I'm happy to present my cycling video about the italian *permanent brevet Brenta - Ortles (officially 363 km + 8088 m). *Time to finish: 34 hours.
*It's route is wonderful and challenging (with legendary Giro d'Italia climbs):*
Pietramurata - *Molveno - Passo Palade (1518 m)* - Merano - *Passo dello Stelvio (2760 m)* -landslide on the descent - Bormio - *Passo di Gavia (2621 m)* - Ponte di Legno - *Passo del Tonale (1883 m) *- Dimaro - *Passo Campo Carlo Magno (1682 m)* - Stenico - Pietramurata.
I loved it very much and beside it was adventurous because on the Stelvio descent I had to climb through rocks because *serious landslides* caused by a strom.

During the winter I will edit a longer, ca. 40 minutes long video too and in few weeks time I will share a ca. 2 pages long travelogue about it.

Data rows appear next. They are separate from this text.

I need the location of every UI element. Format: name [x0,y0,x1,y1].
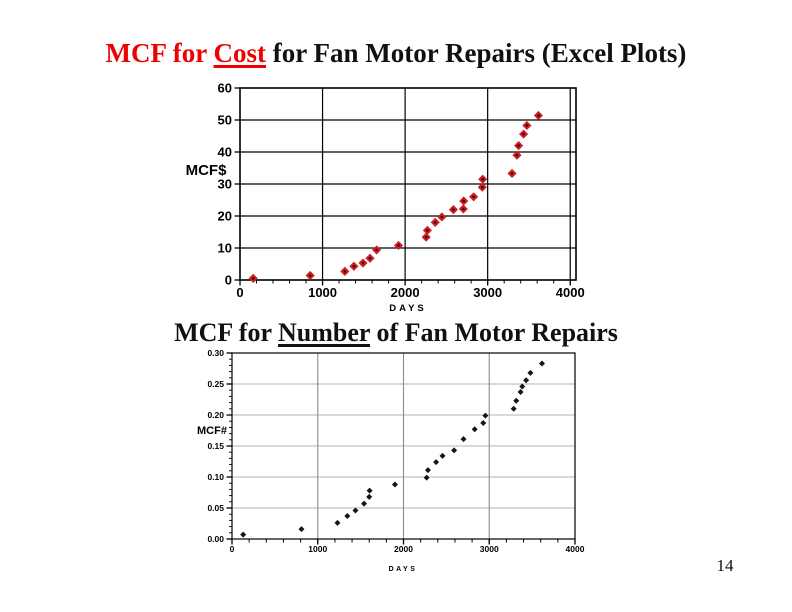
data-point-diamond [510,405,517,412]
svg-text:60: 60 [218,81,232,96]
number-mcf-scatter-chart: 0 1000 2000 3000 4000 0.00 0.05 0.10 0.15 0.20 0.2… [197,348,585,573]
data-point-diamond [451,447,458,454]
svg-text:0.00: 0.00 [207,534,224,544]
data-point-diamond [352,507,359,514]
data-point-diamond [527,369,534,376]
data-point-diamond [298,526,305,533]
svg-text:0.25: 0.25 [207,379,224,389]
data-point-diamond [460,436,467,443]
svg-text:0.05: 0.05 [207,503,224,513]
data-point-diamond [366,493,373,500]
cost-mcf-scatter-chart: 0 1000 2000 3000 4000 0 10 20 30 40 50 60 MCF$ DAYS [186,81,585,314]
svg-text:40: 40 [218,145,232,160]
title-segment-underlined: Cost [213,38,267,68]
svg-text:2000: 2000 [391,285,420,300]
data-point-diamond [513,397,520,404]
data-point-diamond [471,426,478,433]
data-point-diamond [482,412,489,419]
title-segment: of Fan Motor Repairs [370,318,618,347]
data-point-diamond [366,487,373,494]
svg-text:0: 0 [225,273,232,288]
data-point-diamond [538,360,545,367]
data-point-diamond [433,459,440,466]
svg-text:20: 20 [218,209,232,224]
svg-text:0.30: 0.30 [207,348,224,358]
number-chart-title: MCF for Number of Fan Motor Repairs [0,318,792,348]
svg-text:10: 10 [218,241,232,256]
svg-text:0: 0 [236,285,243,300]
svg-text:3000: 3000 [473,285,502,300]
svg-text:4000: 4000 [566,544,585,554]
data-point-diamond [439,452,446,459]
data-point-diamond [480,420,487,427]
title-segment: MCF for [174,318,279,347]
svg-text:1000: 1000 [308,285,337,300]
svg-text:1000: 1000 [308,544,327,554]
data-point-diamond [344,513,351,520]
data-point-diamond [519,383,526,390]
svg-text:30: 30 [218,177,232,192]
data-point-diamond [361,500,368,507]
data-point-diamond [423,474,430,481]
svg-text:3000: 3000 [480,544,499,554]
svg-text:0.20: 0.20 [207,410,224,420]
data-point-diamond [517,389,524,396]
title-segment: MCF for [105,38,214,68]
svg-text:0.15: 0.15 [207,441,224,451]
data-point-diamond [424,467,431,474]
svg-text:MCF$: MCF$ [186,162,227,179]
page-number: 14 [716,556,734,575]
data-point-diamond [334,519,341,526]
data-point-diamond [391,481,398,488]
title-segment-underlined: Number [278,318,370,347]
data-point-diamond [523,377,530,384]
title-segment: for Fan Motor Repairs (Excel Plots) [266,38,687,68]
svg-text:DAYS: DAYS [389,303,427,314]
svg-text:DAYS: DAYS [389,566,418,573]
svg-text:50: 50 [218,113,232,128]
svg-text:0: 0 [230,544,235,554]
svg-text:4000: 4000 [556,285,585,300]
svg-text:MCF#: MCF# [197,425,227,437]
svg-text:0.10: 0.10 [207,472,224,482]
svg-text:2000: 2000 [394,544,413,554]
data-point-diamond [240,531,247,538]
cost-chart-title: MCF for Cost for Fan Motor Repairs (Exce… [0,38,792,69]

I can truely suggest riding this wonderful challenge or parts of the route !

Thanks for watching and I'm hope (almost sure) to like it !
Gábor


----------



## steveindenmark (1 Dec 2015)

Excellent and congratulations


----------



## gyorgyigabor (29 Dec 2015)

Thank You ! 


steveindenmark said:


> Excellent and congratulations


----------